Of course he knew all about the Whittier Base Attack and our losses there. I nodded.
“So, be at peace.” He said it like a blessing. “Know your heart is human, and it brings you great merit in Heaven that you did not act on your anger. And now I recommend rest, and tonight quiet dreams, both of which you will find here.”
I spent the rest of the evening reading dispatches from Shell and writing up my promised after-action report. Shell thoughtfully emailed Detective Fisher’s investigation reports, something she really shouldn’t have even
had
. Finally working together with the feds, Fisher had gotten them to hire an expensive psychometric esper to do a “reading” of the vault before time faded the psychic impressions of the heist too much to be useful. The reader had brought a sketch-artist with her and psychically read the events, providing images of the thieves (not that that helped a whole lot since they’d been masked) and what was in the box; which turned out to be nothing but a flash-drive. What?

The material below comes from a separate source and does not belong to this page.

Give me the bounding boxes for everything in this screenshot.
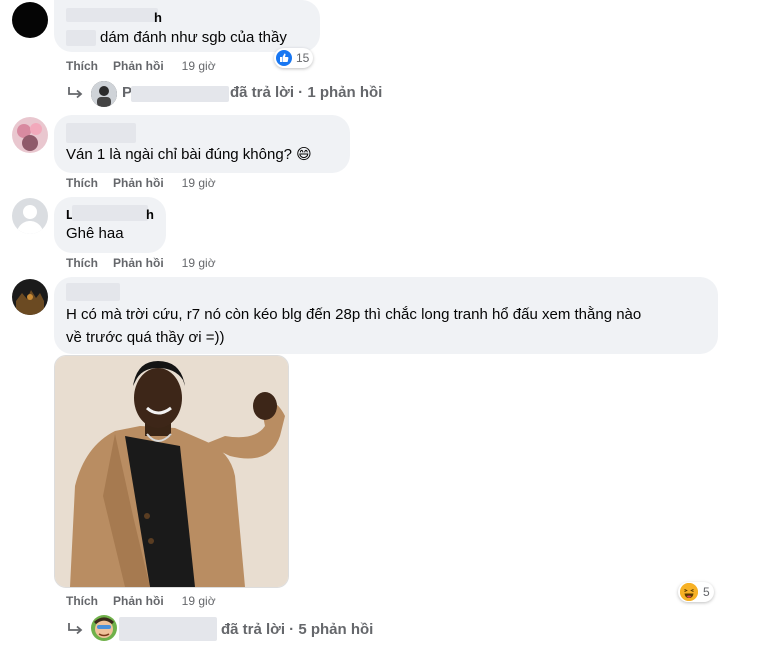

Regardless, at least they were all on the same page now, and I was obsessing about it to avoid thinking of other things. I included a note in my report about my panicked reaction that dropped Brick back into Guantánamo City’s streets; thinking about how many ways that could have ended badly still made me shiver a little, and I wondered how much of my rage had been from knowing my mistake had almost precipitated a tragedy.
And what was Brick
doing
in Guantánamo? Could it really be coincidence? I dreamed that Littleton was threatened, and a mercenary supervillain armed to the teeth by Chinese sorcery shows up? What were the odds?
I fell asleep obsessing about
that
, but Mr. Darvish was right; my sleep was mostly dreamless and what dreams I had were of stars, the Milky Way shining in all its misty glory over Littleton. No sneaky fox entered to disturb them. He probably couldn’t, as long as I slept at Holybrook Rest.
So naturally the next morning pitched me right back into the mess.